Her prospective employer reported that while it is understandable that a new graduate might not have relevant job experience, very serious candidates did more than pray.
He narrated the exemplary story of a job seeker who had started a small liquid soap business, refining her grandmother’s recipe to produce her own detergent for plates and utensils. I wish my goddaughter was this smart.
Prayer revolution
Whenever I am online, either listening to sermons or praying on my church’s online platform, I worry about the temptation of falling into ‘overchurching’ or substituting real Koinonia (fellowship with fellow Christians) with a superficial digital experience.

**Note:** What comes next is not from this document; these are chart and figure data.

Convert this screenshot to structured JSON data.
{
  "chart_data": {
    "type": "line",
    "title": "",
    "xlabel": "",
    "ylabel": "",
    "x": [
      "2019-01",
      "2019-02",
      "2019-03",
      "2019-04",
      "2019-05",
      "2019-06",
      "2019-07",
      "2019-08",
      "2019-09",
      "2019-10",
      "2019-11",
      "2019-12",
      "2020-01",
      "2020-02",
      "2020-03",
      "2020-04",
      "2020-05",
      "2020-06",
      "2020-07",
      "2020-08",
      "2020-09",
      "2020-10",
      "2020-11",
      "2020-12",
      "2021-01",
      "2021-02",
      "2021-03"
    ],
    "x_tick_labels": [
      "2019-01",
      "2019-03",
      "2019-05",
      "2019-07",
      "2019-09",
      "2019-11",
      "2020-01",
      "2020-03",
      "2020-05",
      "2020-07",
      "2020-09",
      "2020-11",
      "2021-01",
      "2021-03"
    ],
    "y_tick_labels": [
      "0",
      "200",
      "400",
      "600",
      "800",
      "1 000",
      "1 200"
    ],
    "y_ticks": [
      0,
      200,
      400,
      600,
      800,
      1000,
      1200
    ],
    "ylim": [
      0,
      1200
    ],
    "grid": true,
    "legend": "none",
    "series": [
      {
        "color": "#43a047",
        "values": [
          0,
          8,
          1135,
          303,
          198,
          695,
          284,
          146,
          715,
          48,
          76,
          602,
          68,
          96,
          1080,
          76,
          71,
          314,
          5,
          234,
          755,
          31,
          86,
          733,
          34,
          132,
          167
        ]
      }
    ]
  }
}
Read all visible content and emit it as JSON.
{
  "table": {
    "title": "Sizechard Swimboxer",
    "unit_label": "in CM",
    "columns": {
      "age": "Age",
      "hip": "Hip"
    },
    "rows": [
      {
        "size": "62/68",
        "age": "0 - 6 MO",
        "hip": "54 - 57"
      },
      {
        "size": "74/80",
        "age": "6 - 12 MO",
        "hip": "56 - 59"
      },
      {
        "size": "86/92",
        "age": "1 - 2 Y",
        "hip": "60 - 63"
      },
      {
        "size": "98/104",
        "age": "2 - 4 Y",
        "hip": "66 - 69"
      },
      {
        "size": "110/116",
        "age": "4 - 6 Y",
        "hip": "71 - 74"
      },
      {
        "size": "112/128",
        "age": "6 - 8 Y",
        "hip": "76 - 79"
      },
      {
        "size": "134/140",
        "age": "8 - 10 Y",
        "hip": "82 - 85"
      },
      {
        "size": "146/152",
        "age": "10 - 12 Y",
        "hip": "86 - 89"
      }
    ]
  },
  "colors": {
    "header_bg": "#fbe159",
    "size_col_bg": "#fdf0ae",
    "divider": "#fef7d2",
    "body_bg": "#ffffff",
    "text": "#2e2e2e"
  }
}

I also worry that while I am online, praying amiss or ‘amass’ into the night, my compatriots in China and South Korea would be coming forth with an ungraded version of the latest electric car, or another smartphone.
I worry about Africa’s place in Robotisation, the fourth industrial revolution, where robots and IT regulate human life.
The earlier revolutions (mechanisation, mass production and automation) didn’t give us much. We might have been praying while they worked.
True, Koanonia is different from what the church used to be in those days.
Things have changed, and the way we do church must reflect the zeitgeist of the internet age.
Miracles are performed online, just as tithes and offerings are paid electronically.
Today, nearly every aspect of our lives is online, and the church cannot afford to pray offline.
So, we have to pray, but not just to make it today, as musician MC Hammer had hoped.
We have to pray–both online and offline–to make it beyond church and prepare to lead the next industrial revolution, not a prayer revolution.